Interaction Coordinator: interaction_coordinator_node and active_questioning_node manage states (Idle → Questioning → Playback → Decision) and determine whether to continue searching.
Animation Display: robot_animation_display monitors /audio_generated and /audio_playback_complete, publishing /tts_status in real time.
Auxiliary Tools: audio_recorder.py, dummy_level_publisher, and level_interfaces for development and integration.

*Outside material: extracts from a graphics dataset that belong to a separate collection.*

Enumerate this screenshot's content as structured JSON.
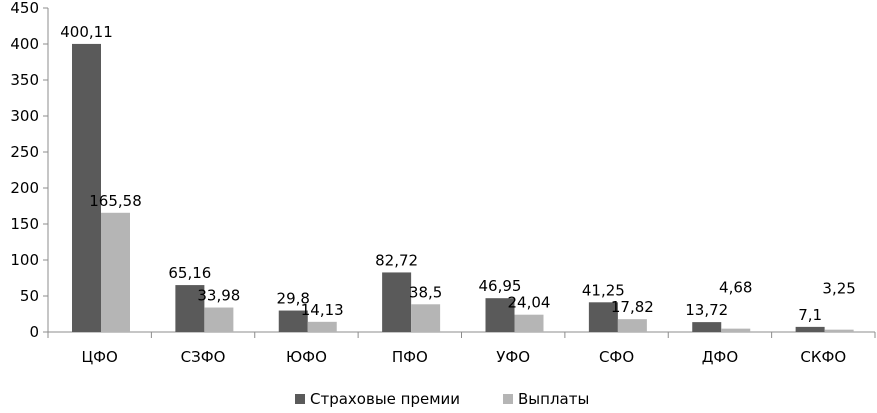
{
  "chart_data": {
    "type": "bar",
    "categories": [
      "ЦФО",
      "СЗФО",
      "ЮФО",
      "ПФО",
      "УФО",
      "СФО",
      "ДФО",
      "СКФО"
    ],
    "series": [
      {
        "name": "Страховые премии",
        "color": "#5a5a5a",
        "values": [
          400.11,
          65.16,
          29.8,
          82.72,
          46.95,
          41.25,
          13.72,
          7.1
        ],
        "labels": [
          "400,11",
          "65,16",
          "29,8",
          "82,72",
          "46,95",
          "41,25",
          "13,72",
          "7,1"
        ]
      },
      {
        "name": "Выплаты",
        "color": "#b5b5b5",
        "values": [
          165.58,
          33.98,
          14.13,
          38.5,
          24.04,
          17.82,
          4.68,
          3.25
        ],
        "labels": [
          "165,58",
          "33,98",
          "14,13",
          "38,5",
          "24,04",
          "17,82",
          "4,68",
          "3,25"
        ]
      }
    ],
    "ylim": [
      0,
      450
    ],
    "yticks": [
      0,
      50,
      100,
      150,
      200,
      250,
      300,
      350,
      400,
      450
    ],
    "grid": false,
    "legend_position": "bottom"
  }
}
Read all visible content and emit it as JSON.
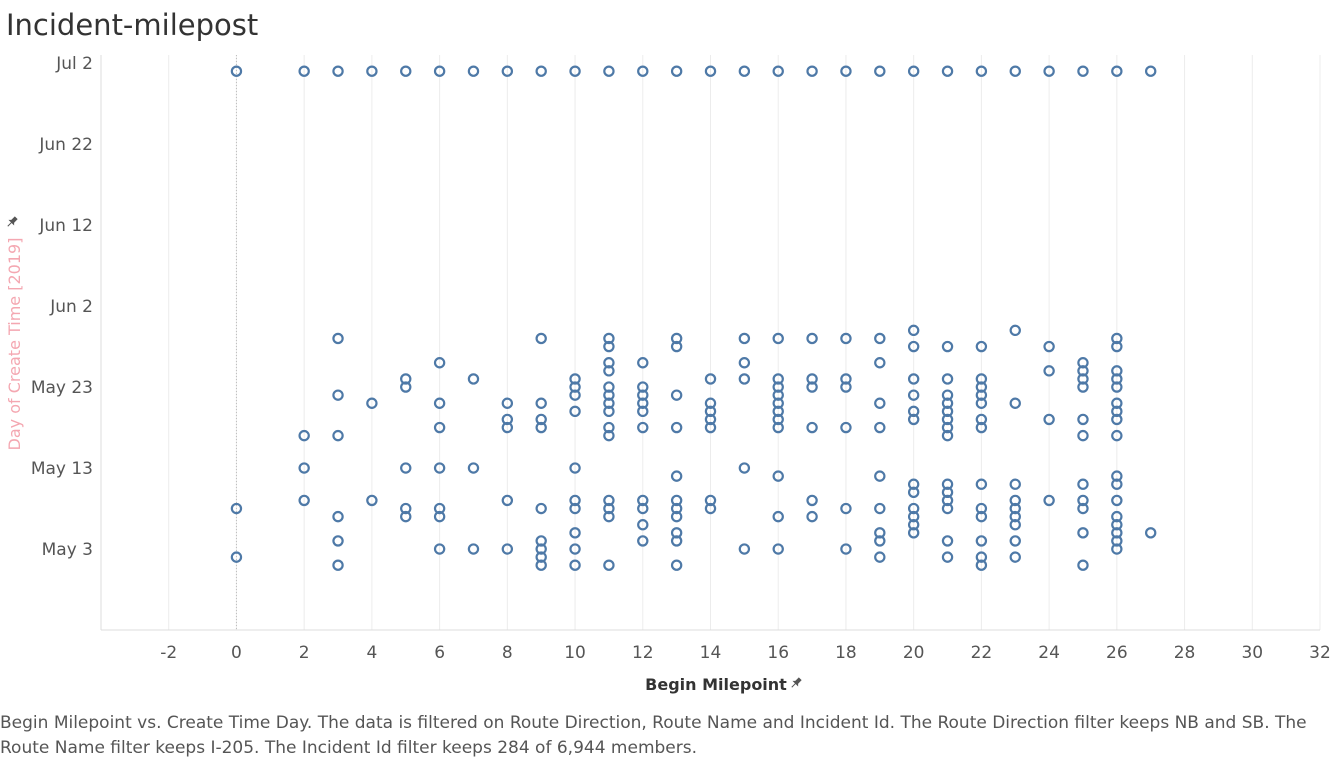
{
  "title": "Incident-milepost",
  "caption": "Begin Milepoint vs. Create Time Day. The data is filtered on Route Direction, Route Name and Incident Id. The Route Direction filter keeps NB and SB. The Route Name filter keeps I-205. The Incident Id filter keeps 284 of 6,944 members.",
  "colors": {
    "marks": "#4e79a7",
    "ylabel": "#f4a7b1",
    "pin": "#555555"
  },
  "chart_data": {
    "type": "scatter",
    "title": "Incident-milepost",
    "xlabel": "Begin Milepoint",
    "ylabel": "Day of Create Time [2019]",
    "xlim": [
      -4,
      32
    ],
    "ylim": [
      "2019-04-23",
      "2019-07-03"
    ],
    "x_ticks": [
      -2,
      0,
      2,
      4,
      6,
      8,
      10,
      12,
      14,
      16,
      18,
      20,
      22,
      24,
      26,
      28,
      30,
      32
    ],
    "y_ticks": [
      {
        "label": "Jul 2",
        "date": "2019-07-02"
      },
      {
        "label": "Jun 22",
        "date": "2019-06-22"
      },
      {
        "label": "Jun 12",
        "date": "2019-06-12"
      },
      {
        "label": "Jun 2",
        "date": "2019-06-02"
      },
      {
        "label": "May 23",
        "date": "2019-05-23"
      },
      {
        "label": "May 13",
        "date": "2019-05-13"
      },
      {
        "label": "May 3",
        "date": "2019-05-03"
      }
    ],
    "grid": true,
    "points": [
      {
        "x": 0,
        "y": "2019-07-01"
      },
      {
        "x": 2,
        "y": "2019-07-01"
      },
      {
        "x": 3,
        "y": "2019-07-01"
      },
      {
        "x": 4,
        "y": "2019-07-01"
      },
      {
        "x": 5,
        "y": "2019-07-01"
      },
      {
        "x": 6,
        "y": "2019-07-01"
      },
      {
        "x": 7,
        "y": "2019-07-01"
      },
      {
        "x": 8,
        "y": "2019-07-01"
      },
      {
        "x": 9,
        "y": "2019-07-01"
      },
      {
        "x": 10,
        "y": "2019-07-01"
      },
      {
        "x": 11,
        "y": "2019-07-01"
      },
      {
        "x": 12,
        "y": "2019-07-01"
      },
      {
        "x": 13,
        "y": "2019-07-01"
      },
      {
        "x": 14,
        "y": "2019-07-01"
      },
      {
        "x": 15,
        "y": "2019-07-01"
      },
      {
        "x": 16,
        "y": "2019-07-01"
      },
      {
        "x": 17,
        "y": "2019-07-01"
      },
      {
        "x": 18,
        "y": "2019-07-01"
      },
      {
        "x": 19,
        "y": "2019-07-01"
      },
      {
        "x": 20,
        "y": "2019-07-01"
      },
      {
        "x": 21,
        "y": "2019-07-01"
      },
      {
        "x": 22,
        "y": "2019-07-01"
      },
      {
        "x": 23,
        "y": "2019-07-01"
      },
      {
        "x": 24,
        "y": "2019-07-01"
      },
      {
        "x": 25,
        "y": "2019-07-01"
      },
      {
        "x": 26,
        "y": "2019-07-01"
      },
      {
        "x": 27,
        "y": "2019-07-01"
      },
      {
        "x": 0,
        "y": "2019-05-08"
      },
      {
        "x": 0,
        "y": "2019-05-02"
      },
      {
        "x": 2,
        "y": "2019-05-17"
      },
      {
        "x": 2,
        "y": "2019-05-13"
      },
      {
        "x": 2,
        "y": "2019-05-09"
      },
      {
        "x": 3,
        "y": "2019-05-29"
      },
      {
        "x": 3,
        "y": "2019-05-22"
      },
      {
        "x": 3,
        "y": "2019-05-17"
      },
      {
        "x": 3,
        "y": "2019-05-07"
      },
      {
        "x": 3,
        "y": "2019-05-04"
      },
      {
        "x": 3,
        "y": "2019-05-01"
      },
      {
        "x": 4,
        "y": "2019-05-21"
      },
      {
        "x": 4,
        "y": "2019-05-09"
      },
      {
        "x": 5,
        "y": "2019-05-24"
      },
      {
        "x": 5,
        "y": "2019-05-23"
      },
      {
        "x": 5,
        "y": "2019-05-13"
      },
      {
        "x": 5,
        "y": "2019-05-08"
      },
      {
        "x": 5,
        "y": "2019-05-07"
      },
      {
        "x": 6,
        "y": "2019-05-26"
      },
      {
        "x": 6,
        "y": "2019-05-21"
      },
      {
        "x": 6,
        "y": "2019-05-18"
      },
      {
        "x": 6,
        "y": "2019-05-13"
      },
      {
        "x": 6,
        "y": "2019-05-08"
      },
      {
        "x": 6,
        "y": "2019-05-07"
      },
      {
        "x": 6,
        "y": "2019-05-03"
      },
      {
        "x": 7,
        "y": "2019-05-24"
      },
      {
        "x": 7,
        "y": "2019-05-13"
      },
      {
        "x": 7,
        "y": "2019-05-03"
      },
      {
        "x": 8,
        "y": "2019-05-21"
      },
      {
        "x": 8,
        "y": "2019-05-19"
      },
      {
        "x": 8,
        "y": "2019-05-18"
      },
      {
        "x": 8,
        "y": "2019-05-09"
      },
      {
        "x": 8,
        "y": "2019-05-03"
      },
      {
        "x": 9,
        "y": "2019-05-29"
      },
      {
        "x": 9,
        "y": "2019-05-21"
      },
      {
        "x": 9,
        "y": "2019-05-19"
      },
      {
        "x": 9,
        "y": "2019-05-18"
      },
      {
        "x": 9,
        "y": "2019-05-08"
      },
      {
        "x": 9,
        "y": "2019-05-04"
      },
      {
        "x": 9,
        "y": "2019-05-03"
      },
      {
        "x": 9,
        "y": "2019-05-02"
      },
      {
        "x": 9,
        "y": "2019-05-01"
      },
      {
        "x": 10,
        "y": "2019-05-24"
      },
      {
        "x": 10,
        "y": "2019-05-23"
      },
      {
        "x": 10,
        "y": "2019-05-22"
      },
      {
        "x": 10,
        "y": "2019-05-20"
      },
      {
        "x": 10,
        "y": "2019-05-13"
      },
      {
        "x": 10,
        "y": "2019-05-09"
      },
      {
        "x": 10,
        "y": "2019-05-08"
      },
      {
        "x": 10,
        "y": "2019-05-05"
      },
      {
        "x": 10,
        "y": "2019-05-03"
      },
      {
        "x": 10,
        "y": "2019-05-01"
      },
      {
        "x": 11,
        "y": "2019-05-29"
      },
      {
        "x": 11,
        "y": "2019-05-28"
      },
      {
        "x": 11,
        "y": "2019-05-26"
      },
      {
        "x": 11,
        "y": "2019-05-25"
      },
      {
        "x": 11,
        "y": "2019-05-23"
      },
      {
        "x": 11,
        "y": "2019-05-22"
      },
      {
        "x": 11,
        "y": "2019-05-21"
      },
      {
        "x": 11,
        "y": "2019-05-20"
      },
      {
        "x": 11,
        "y": "2019-05-18"
      },
      {
        "x": 11,
        "y": "2019-05-17"
      },
      {
        "x": 11,
        "y": "2019-05-09"
      },
      {
        "x": 11,
        "y": "2019-05-08"
      },
      {
        "x": 11,
        "y": "2019-05-07"
      },
      {
        "x": 11,
        "y": "2019-05-01"
      },
      {
        "x": 12,
        "y": "2019-05-26"
      },
      {
        "x": 12,
        "y": "2019-05-23"
      },
      {
        "x": 12,
        "y": "2019-05-22"
      },
      {
        "x": 12,
        "y": "2019-05-21"
      },
      {
        "x": 12,
        "y": "2019-05-20"
      },
      {
        "x": 12,
        "y": "2019-05-18"
      },
      {
        "x": 12,
        "y": "2019-05-09"
      },
      {
        "x": 12,
        "y": "2019-05-08"
      },
      {
        "x": 12,
        "y": "2019-05-06"
      },
      {
        "x": 12,
        "y": "2019-05-04"
      },
      {
        "x": 13,
        "y": "2019-05-29"
      },
      {
        "x": 13,
        "y": "2019-05-28"
      },
      {
        "x": 13,
        "y": "2019-05-22"
      },
      {
        "x": 13,
        "y": "2019-05-18"
      },
      {
        "x": 13,
        "y": "2019-05-12"
      },
      {
        "x": 13,
        "y": "2019-05-09"
      },
      {
        "x": 13,
        "y": "2019-05-08"
      },
      {
        "x": 13,
        "y": "2019-05-07"
      },
      {
        "x": 13,
        "y": "2019-05-05"
      },
      {
        "x": 13,
        "y": "2019-05-04"
      },
      {
        "x": 13,
        "y": "2019-05-01"
      },
      {
        "x": 14,
        "y": "2019-05-24"
      },
      {
        "x": 14,
        "y": "2019-05-21"
      },
      {
        "x": 14,
        "y": "2019-05-20"
      },
      {
        "x": 14,
        "y": "2019-05-19"
      },
      {
        "x": 14,
        "y": "2019-05-18"
      },
      {
        "x": 14,
        "y": "2019-05-09"
      },
      {
        "x": 14,
        "y": "2019-05-08"
      },
      {
        "x": 15,
        "y": "2019-05-29"
      },
      {
        "x": 15,
        "y": "2019-05-26"
      },
      {
        "x": 15,
        "y": "2019-05-24"
      },
      {
        "x": 15,
        "y": "2019-05-13"
      },
      {
        "x": 15,
        "y": "2019-05-03"
      },
      {
        "x": 16,
        "y": "2019-05-29"
      },
      {
        "x": 16,
        "y": "2019-05-24"
      },
      {
        "x": 16,
        "y": "2019-05-23"
      },
      {
        "x": 16,
        "y": "2019-05-22"
      },
      {
        "x": 16,
        "y": "2019-05-21"
      },
      {
        "x": 16,
        "y": "2019-05-20"
      },
      {
        "x": 16,
        "y": "2019-05-19"
      },
      {
        "x": 16,
        "y": "2019-05-18"
      },
      {
        "x": 16,
        "y": "2019-05-12"
      },
      {
        "x": 16,
        "y": "2019-05-07"
      },
      {
        "x": 16,
        "y": "2019-05-03"
      },
      {
        "x": 17,
        "y": "2019-05-29"
      },
      {
        "x": 17,
        "y": "2019-05-24"
      },
      {
        "x": 17,
        "y": "2019-05-23"
      },
      {
        "x": 17,
        "y": "2019-05-18"
      },
      {
        "x": 17,
        "y": "2019-05-09"
      },
      {
        "x": 17,
        "y": "2019-05-07"
      },
      {
        "x": 18,
        "y": "2019-05-29"
      },
      {
        "x": 18,
        "y": "2019-05-24"
      },
      {
        "x": 18,
        "y": "2019-05-23"
      },
      {
        "x": 18,
        "y": "2019-05-18"
      },
      {
        "x": 18,
        "y": "2019-05-08"
      },
      {
        "x": 18,
        "y": "2019-05-03"
      },
      {
        "x": 19,
        "y": "2019-05-29"
      },
      {
        "x": 19,
        "y": "2019-05-26"
      },
      {
        "x": 19,
        "y": "2019-05-21"
      },
      {
        "x": 19,
        "y": "2019-05-18"
      },
      {
        "x": 19,
        "y": "2019-05-12"
      },
      {
        "x": 19,
        "y": "2019-05-08"
      },
      {
        "x": 19,
        "y": "2019-05-05"
      },
      {
        "x": 19,
        "y": "2019-05-04"
      },
      {
        "x": 19,
        "y": "2019-05-02"
      },
      {
        "x": 20,
        "y": "2019-05-30"
      },
      {
        "x": 20,
        "y": "2019-05-28"
      },
      {
        "x": 20,
        "y": "2019-05-24"
      },
      {
        "x": 20,
        "y": "2019-05-22"
      },
      {
        "x": 20,
        "y": "2019-05-20"
      },
      {
        "x": 20,
        "y": "2019-05-19"
      },
      {
        "x": 20,
        "y": "2019-05-11"
      },
      {
        "x": 20,
        "y": "2019-05-10"
      },
      {
        "x": 20,
        "y": "2019-05-08"
      },
      {
        "x": 20,
        "y": "2019-05-07"
      },
      {
        "x": 20,
        "y": "2019-05-06"
      },
      {
        "x": 20,
        "y": "2019-05-05"
      },
      {
        "x": 21,
        "y": "2019-05-28"
      },
      {
        "x": 21,
        "y": "2019-05-24"
      },
      {
        "x": 21,
        "y": "2019-05-22"
      },
      {
        "x": 21,
        "y": "2019-05-21"
      },
      {
        "x": 21,
        "y": "2019-05-20"
      },
      {
        "x": 21,
        "y": "2019-05-19"
      },
      {
        "x": 21,
        "y": "2019-05-18"
      },
      {
        "x": 21,
        "y": "2019-05-17"
      },
      {
        "x": 21,
        "y": "2019-05-11"
      },
      {
        "x": 21,
        "y": "2019-05-10"
      },
      {
        "x": 21,
        "y": "2019-05-09"
      },
      {
        "x": 21,
        "y": "2019-05-08"
      },
      {
        "x": 21,
        "y": "2019-05-04"
      },
      {
        "x": 21,
        "y": "2019-05-02"
      },
      {
        "x": 22,
        "y": "2019-05-28"
      },
      {
        "x": 22,
        "y": "2019-05-24"
      },
      {
        "x": 22,
        "y": "2019-05-23"
      },
      {
        "x": 22,
        "y": "2019-05-22"
      },
      {
        "x": 22,
        "y": "2019-05-21"
      },
      {
        "x": 22,
        "y": "2019-05-19"
      },
      {
        "x": 22,
        "y": "2019-05-18"
      },
      {
        "x": 22,
        "y": "2019-05-11"
      },
      {
        "x": 22,
        "y": "2019-05-08"
      },
      {
        "x": 22,
        "y": "2019-05-07"
      },
      {
        "x": 22,
        "y": "2019-05-04"
      },
      {
        "x": 22,
        "y": "2019-05-02"
      },
      {
        "x": 22,
        "y": "2019-05-01"
      },
      {
        "x": 23,
        "y": "2019-05-30"
      },
      {
        "x": 23,
        "y": "2019-05-21"
      },
      {
        "x": 23,
        "y": "2019-05-11"
      },
      {
        "x": 23,
        "y": "2019-05-09"
      },
      {
        "x": 23,
        "y": "2019-05-08"
      },
      {
        "x": 23,
        "y": "2019-05-07"
      },
      {
        "x": 23,
        "y": "2019-05-06"
      },
      {
        "x": 23,
        "y": "2019-05-04"
      },
      {
        "x": 23,
        "y": "2019-05-02"
      },
      {
        "x": 24,
        "y": "2019-05-28"
      },
      {
        "x": 24,
        "y": "2019-05-25"
      },
      {
        "x": 24,
        "y": "2019-05-19"
      },
      {
        "x": 24,
        "y": "2019-05-09"
      },
      {
        "x": 25,
        "y": "2019-05-26"
      },
      {
        "x": 25,
        "y": "2019-05-25"
      },
      {
        "x": 25,
        "y": "2019-05-24"
      },
      {
        "x": 25,
        "y": "2019-05-23"
      },
      {
        "x": 25,
        "y": "2019-05-19"
      },
      {
        "x": 25,
        "y": "2019-05-17"
      },
      {
        "x": 25,
        "y": "2019-05-11"
      },
      {
        "x": 25,
        "y": "2019-05-09"
      },
      {
        "x": 25,
        "y": "2019-05-08"
      },
      {
        "x": 25,
        "y": "2019-05-05"
      },
      {
        "x": 25,
        "y": "2019-05-01"
      },
      {
        "x": 26,
        "y": "2019-05-29"
      },
      {
        "x": 26,
        "y": "2019-05-28"
      },
      {
        "x": 26,
        "y": "2019-05-25"
      },
      {
        "x": 26,
        "y": "2019-05-24"
      },
      {
        "x": 26,
        "y": "2019-05-23"
      },
      {
        "x": 26,
        "y": "2019-05-21"
      },
      {
        "x": 26,
        "y": "2019-05-20"
      },
      {
        "x": 26,
        "y": "2019-05-19"
      },
      {
        "x": 26,
        "y": "2019-05-17"
      },
      {
        "x": 26,
        "y": "2019-05-12"
      },
      {
        "x": 26,
        "y": "2019-05-11"
      },
      {
        "x": 26,
        "y": "2019-05-09"
      },
      {
        "x": 26,
        "y": "2019-05-07"
      },
      {
        "x": 26,
        "y": "2019-05-06"
      },
      {
        "x": 26,
        "y": "2019-05-05"
      },
      {
        "x": 26,
        "y": "2019-05-04"
      },
      {
        "x": 26,
        "y": "2019-05-03"
      },
      {
        "x": 27,
        "y": "2019-05-05"
      }
    ]
  }
}
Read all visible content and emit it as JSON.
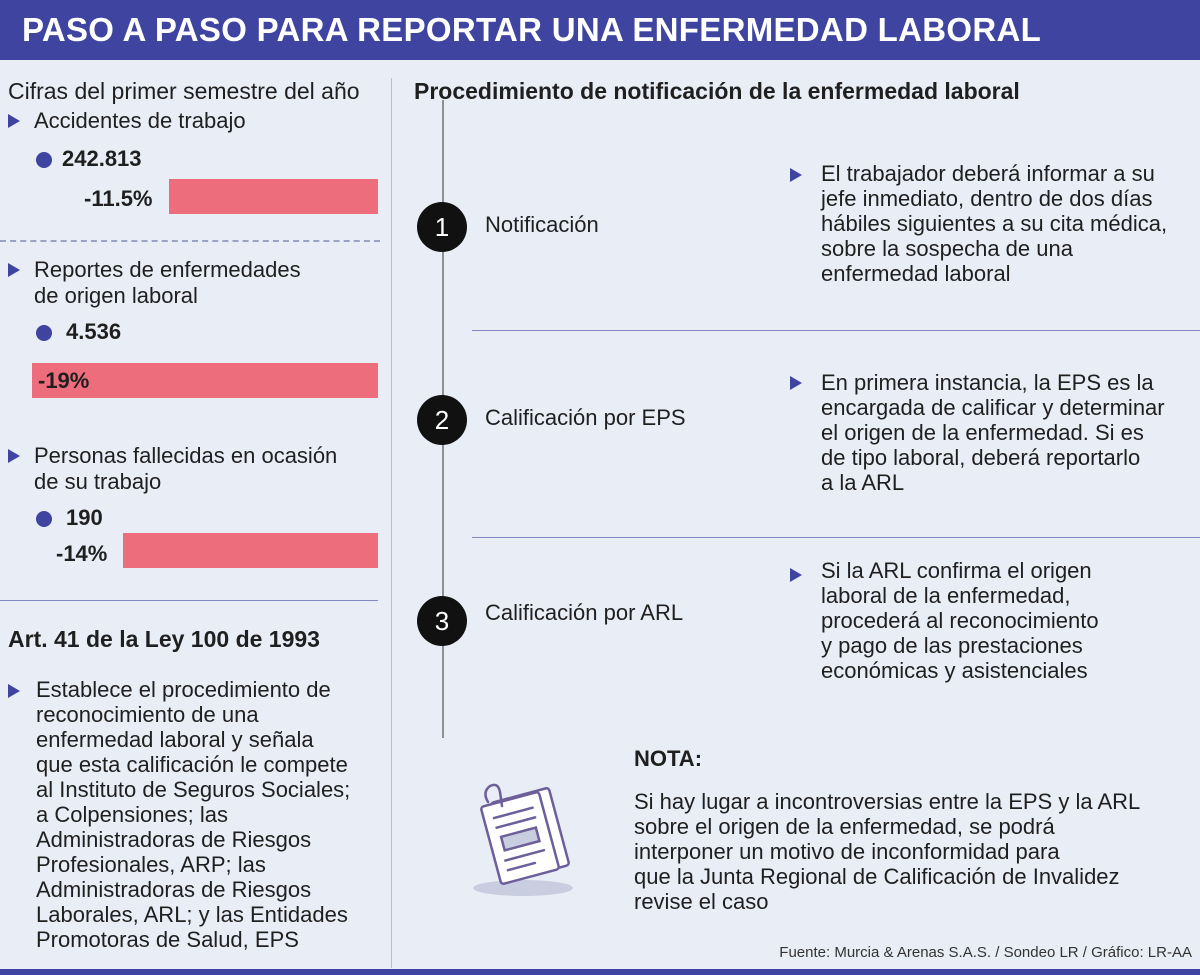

%% HRI System - Simplified Pipeline Overview
%% 简化版系统流程图

graph LR
    %% 用户
    USER[👤 Human User]

    %% 主要模块
    subgraph Vision["🎥 Vision System"]
        V1[360° Camera]
        V2[Face Detection<br/>YOLOv8 + MTCNN]
        V3[Angle Calculation]
        V1 --> V2 --> V3
    end

    subgraph Motion["🎯 Motion"]
        M1[Servo Control<br/>Auto Rotation]
    end

    subgraph Coordinator["🧠 Coordinator"]
        CO1{Face<br/>Detected?}
        CO2[Trigger<br/>Question]
        CO3{Emotion<br/>Analysis}
        CO4[Continue<br/>Search]
        CO5[Task<br/>Complete]
    end

    subgraph VoiceSystem["🎤 Voice Interaction"]
        direction TB
        VS1[🎙️ Audio Capture<br/>+ Filter]
        VS2[🔤 Speech Recognition<br/>Baidu/StepFun]
        VS3[🧠 LLM Processing<br/>Volcano Engine]
        VS4[🔊 Speech Synthesis<br/>Baidu/StepFun]
        VS5[📢 Audio Playback]

        VS1 --> VS2 --> VS3 --> VS4 --> VS5
    end

    subgraph Animation["🎨 Display"]
        AN1[TTS Status<br/>Animation]
    end

    %% 主流程
    USER -.->|Faces| V1
    V3 -->|/face_angle| M1
    V3 --> CO1

    CO1 -->|Yes| CO2
    CO1 -->|No| V3

    CO2 -->|Question| VS3

    USER -.->|Speaks| VS1
    VS5 -.->|Robot Speaks| USER

    VS5 --> CO3

    CO3 -->|Positive| CO5
    CO3 -->|Negative| CO4
    CO4 --> V3

    VS4 --> AN1
    VS5 --> AN1

    %% 样式
    classDef visionClass fill:#e3f2fd,stroke:#1976d2,stroke-width:2px
    classDef motionClass fill:#f3e5f5,stroke:#7b1fa2,stroke-width:2px
    classDef voiceClass fill:#fff3e0,stroke:#f57c00,stroke-width:2px
    classDef coordClass fill:#e8f5e9,stroke:#388e3c,stroke-width:2px
    classDef animClass fill:#fce4ec,stroke:#c2185b,stroke-width:2px
    classDef userClass fill:#ffebee,stroke:#d32f2f,stroke-width:3px

    class V1,V2,V3 visionClass
    class M1 motionClass
    class VS1,VS2,VS3,VS4,VS5 voiceClass
    class CO1,CO2,CO3,CO4,CO5 coordClass
    class AN1 animClass
    class USER userClass

The overall pipeline of the HRI system, from panoramic perception and intent understanding to servo-based gaze control and dialogue.

Results

Latency: End-to-end < 3 s (from face detection to playback completion).
Perception: Face detection accuracy > 95% in tested scenes; supports multi-person selection.
Speech: Practical ASR accuracy > 90% (Chinese/English) with robust VAD and segmentation.
Robustness & Scalability: Modular nodes and swappable cloud services; supports continuous operation in public spaces.

Tech Stack

Robotics Framework: ROS2 Iron
Languages: Python, C++
Computer Vision: OpenCV, Ultralytics (YOLOv8), MTCNN, FaceNet-PyTorch
Audio & Signal: GStreamer, ALSA, NumPy, Wave
AI Services: Baidu ASR/TTS, StepFun ASR/TTS, Volcano Engine LLM
Hardware I/O: PySerial, USB camera, servo controller

Typical Interaction Flow

Perceive scene with fisheye camera and generate panoramic views.
Detect human and face, estimate facing angle, publish /face_angle.
Rotate to face the target and initiate a question proactively.
Recognize the reply (ASR), analyze intent (LLM), synthesize and play response (TTS).
Decide to terminate or continue searching based on sentiment/keywords.

Next Steps

Expand multilingual support in ASR/TTS.
Integrate stronger multimodal LLMs for richer reasoning.
Enhance emotion/intent understanding and safety filters.
Add gesture recognition and richer non-verbal cues.
Optimize latency and throughput for crowded environments.

Project Team

Lead Developer: Jiajie Zhang (zhangjj2023@shanghaitech.edu.cn)
Collaborator: Yongqi Zhang (zhangyq2023@shanghaitech.edu.cn)
Advisor: Professor Sören Schwertfeger

code: GitHub

This project demonstrates a practical, end-to-end HRI stack for real-world service robotics, focusing on natural, proactive interactions in public environments such as elevators.